A report from the US Department of Energy’s National Renewable Energy Laboratory (NREL) gives green power programmes in the U.S. a mixed review. The report praises the 85 utilities in 29 states that have designed green power programs, resulting in 282 megawatts of new renewable capacity installed or planned. But the current customer participation rate of less than 1% in more than half of green power programmes points to faulty marketing, NREL says. And the report laments that only a dozen or so of those 85 utilities have developed more than two megawatts of new renewable power. Pricing of green power, NREL concludes, should be directly tied to the investment promised for new projects. Utilities should give their green power programs greater visibility in advertising and Internet-based campaigns. They should find ways to include businesses and other non-residential customers in their programs. And green power programs should also continually seek to make customer participation in the program easy and valuable, for example, by lowering the extra premiums when warranted, or protecting participants from fossil-fuel-generated rate increases.

The study showed some customers will ‘go green’ even if the price is higher than conventional sources. "Market research consistently shows that consumers prefer to receive their power from clean energy sources ... giving consumers energy supply choices can be a powerful mechanism for moving renewable energy into the marketplace", said Blair Swezey, co-author of the study.

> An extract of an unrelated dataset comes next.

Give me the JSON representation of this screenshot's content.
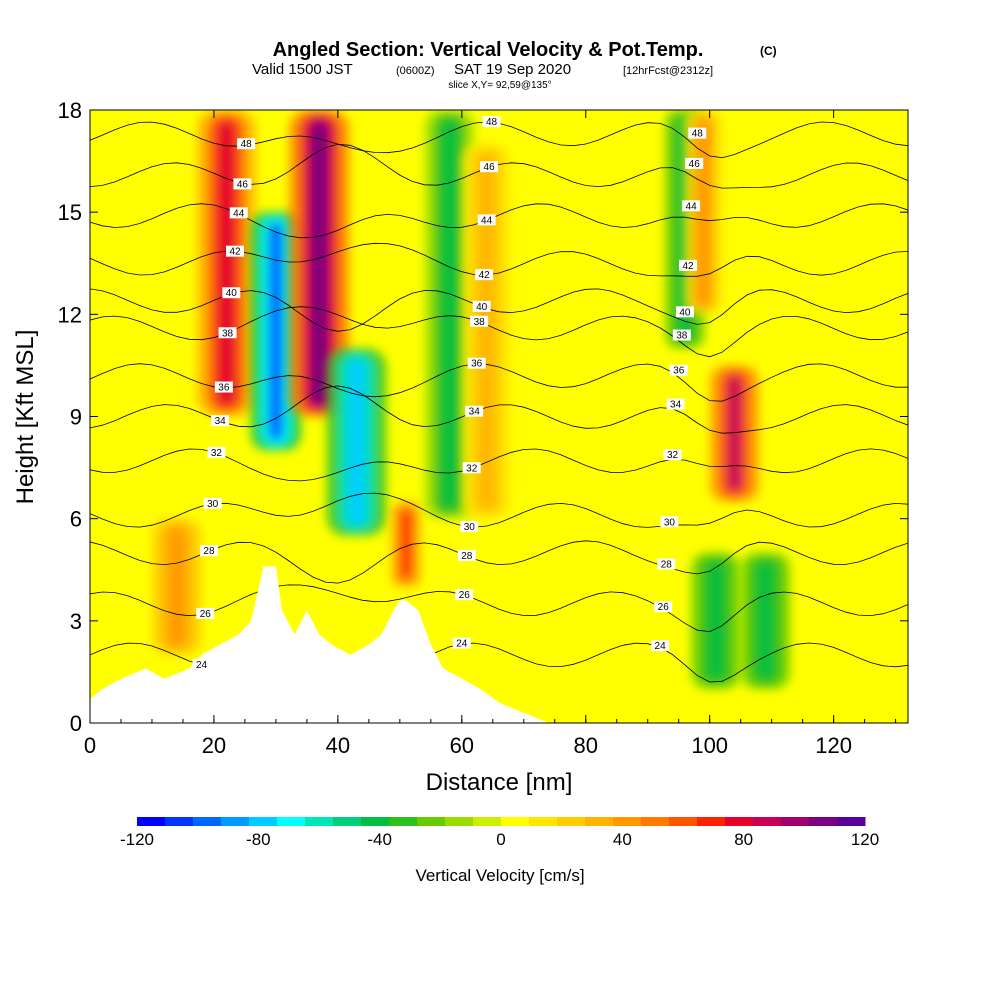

And a proper green pricing programme could boost use of cleaner electricity sources by 40% by the end of the decade, regardless of whether the market is deregulated.

* Non-hydro renewables provide about 2%, or 16,500 megawatts (MW), of all the electricity used in the United States. Hydropower provides about 10%. With the expansion of customer choice, the study found the market could support about 6,000 MW of additional non-hydro renewables over the next decade.

The report is at: www.eren.doe.gov/greenpower/29831.pdf

PV for US consumers

The energy crisis in California has led to renewed interest by consumers in generating their own power. Green Mountain Energy, which resells wind, solar, geothermal, natural gas and biomass-generated energy to consumers, has also now created three different solar photovoltaic packages for consumers to install direct - generating up to 1, 2 or 4 kilowatts of electricity- for home and small business installations.

According to Green Mountain, the systems, manufactured by BP Solar and ranging in price from $7,000 - $22,000, should pay for themselves within 10 years, and can help California consumers achieve smaller, even nonexistent, electricity bills’.

Green Mountain has calculated that a 2 kW system will easily generate 50% of the average home’s electricity needs’. The California Energy Commission has seen interest in solar systems surge over the last two years, with a 500% jump in applications for a rebate that offsets up to 50% of installation costs.